Naja, wie dem auch sei, nicht nur gestern ging es mir recht gut, auch heute gibt es eigentlich keinerlei Probleme. Ich bin ausgeschlafen, Urlaub sei Dank, hab keine großartigen Nachwirkungen, es gibt keine Sonnenstrahlen, die einem auf die Nerven gehen, keine Leute weit und breit, die einen nerven, das Telefon klingelt nicht, und anstelle von Stress sitze ich gemütlich und entspannt vorm PC. Die Umnachtung macht sich lediglich durch ein paar kleine Störungen des Bewegungs- und Denkablaufs bemerkbar, was aber angesichts der Uhrzeit völlig normal ist. Vormittags gibt es IMMER eine Umnachtung, nur dass heute mein Umnachtungsgrad sehr niedrig gehalten ist. Wohl ein Rekord für mich, mal was anderes, als immer völlig umnachtet, verperlt und zugedröhnt durch den Vormittag zu stolpern und erst mal auf die automatische Komplettsortierung der eigenen Fähigkeiten zu hoffen.

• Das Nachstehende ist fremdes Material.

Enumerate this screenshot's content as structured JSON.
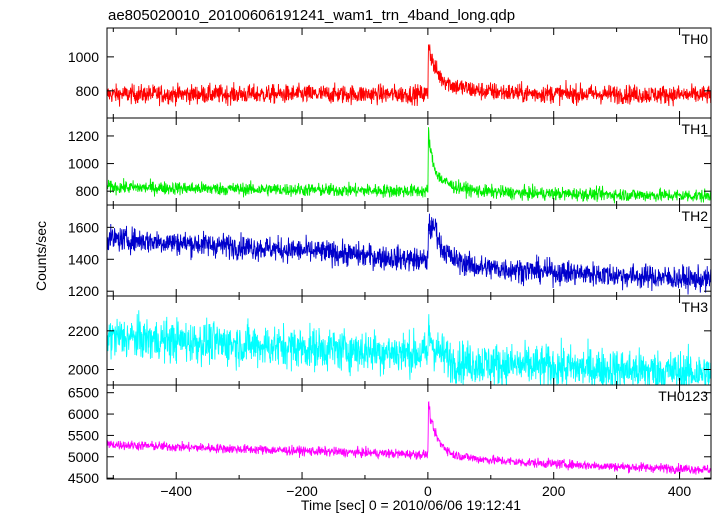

Der Kaffee schmeckt gut. Die Musik wird auch besser. Und draußen ist es nach wie vor dunkel und ruhig. Prinzipiell ein schöner und angenehmer Morgen. Und weil er so schön ist, hab ich mir auch gleich mal die neue AC/DC-Platte als Vinyl bestellt.
Mal abwarten, wie viele solcher Morgende das neue Jahr 2008+1 noch für mich bereit hält. Ich hoffe doch, mehr als das vergangene.

2.1.09 10:58


Schlafattacken...

Art der Umnachtung: allgemeine Müdigkeit, Stress, Schlafattacken
Intensität der Umnachtung: 4
Ursprung der Umnachtung: grausamer, extrem brutaler Montag

Angewandte Maßnahmen: 1 Kaffee (Vollautomat), 2 Filterkaffee, 2 Zigaretten

Negative Nebenerscheinungen: Der Schnee kotzt mich an.
Positive Nebenerscheinungen: Eigentlich sieht der Schnee aber schön aus..
Bemerkungen: Warum immer ich? Warum nur??!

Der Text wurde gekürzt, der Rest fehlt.